Data Catalog's tag discovery now identifies the national identifier fields and suggests the tag associations.

Thesaurus

Data Catalog tag discovery jobs use name matching as one of the many criteria for suggesting field-tag associations. Tag discovery compares the name of a candidate field with the field names of already-curated fields, the field names associated with the tag, and with the tag name itself. In addition to direct word matching, special rules are applied from a thesaurus recorded in the file thesaurus.json.

The thesaurus is a collection of rules for synonyms, antonyms, common words, and exceptions. A Data Catalog service user with administrative privileges can customize the thesaurus to fine-tune the data discovery process, by providing words that the discovery process should find and words it should ignore.

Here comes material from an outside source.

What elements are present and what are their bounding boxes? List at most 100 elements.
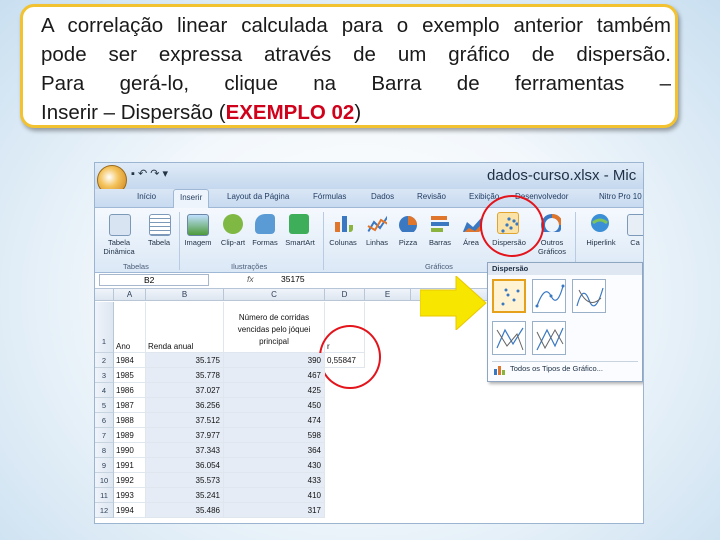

The thesaurus file, thesaurus.json, is in the <LDC-HOME>/agent/conf directory, and is organized as a series of JSON entries, using standard JSON syntax.

Each entry has:

  • a name
  • a list of values
  • attributes
    • category - type of JSON entry - (synonyms, antonyms, common words, and exceptions)
    • visible - not currently used
    • enable - not currently used

All thesaurus entries are normalized as follows:

  • All separators from the list defined in the ldc.discovery.tag.name_matching_separators configuration property (such as "defaultValue": "(){}[]:;_ .,/") are removed.
  • All entries are treated as lowercase.
  • All non-alpha characters from the end of the name are removed.

Normalization rules apply to all thesaurus names and values.

  • Synonyms

    Synonyms are different names that the discovery process will match, including group name and group values.

    In the following example, "firstnames" will match "firstname", "givenname", "forename", and "fname".

    "firstnames": 
            { "value": "firstname,givenname,forename,fname", "category": "SYNONYMS",
            "visible": true, "enable": true}
     ,
  • Antonyms

    Antonyms are a collection of opposites. Antonyms are names that will not match even if the learning algorithm determines they are synonyms, or even if you accept tag associations with fields containing those words. In the following example, "tea" will not match "coffee", "milk", or "soda".

    "tea":
         { "value": "coffee,milk,soda", "category": "ANTONYMS", "visible": true, "enable":
            true }
     ,
  • Commons

    Commons are names without context that can mean anything, for example, "field", "code", or "number". When matching complex names, Data Catalog cannot match names that are on the Commons list. In the following example, Data Catalog will not match "state", "states", "address", or "location".

    "common_geo":
    
            { "value": "state,states,address,location", "category": "COMMON", "visible": true,
            "enable": true }
     ,
  • Exceptions

    Exceptions are names that are ignored for tag discovery. In the following example, Data Catalog treats all the names in the value entry as exceptions (including "count", "field", "filler", and so on), so they are ignored.

    "exception_common_fields":
    { "value": "count,field,filler,col,name,status,code,colname,sysname,c,
    colz,cols,desc,description,num,number, dt,comment,type,owner", "category": "EXCEPTIONS", "visible": true, "enable": true}
    ,

    Exceptions normally are ambiguous names that can be used as the name for fields. Not having exceptions for those names may produce a high volume of false positives for attribute analysis. Exceptions are different from Commons in that Data Catalog will never match a name in the Exceptions list, but it will match a name in the Commons list if the name is part of a complex name. For example, if "id" is on the Exceptions list, Data Catalog will not match it in "customer.id", but it will match if "id" is in the Commons list.

    For display purposes, the thesaurus can have multiple groups of exceptions, such as "exception_common_fields" and "exception_ids". Data Catalog treats all exception lists as one list, and they are not used in algorithms. Separation into multiple groups is for user convenience only.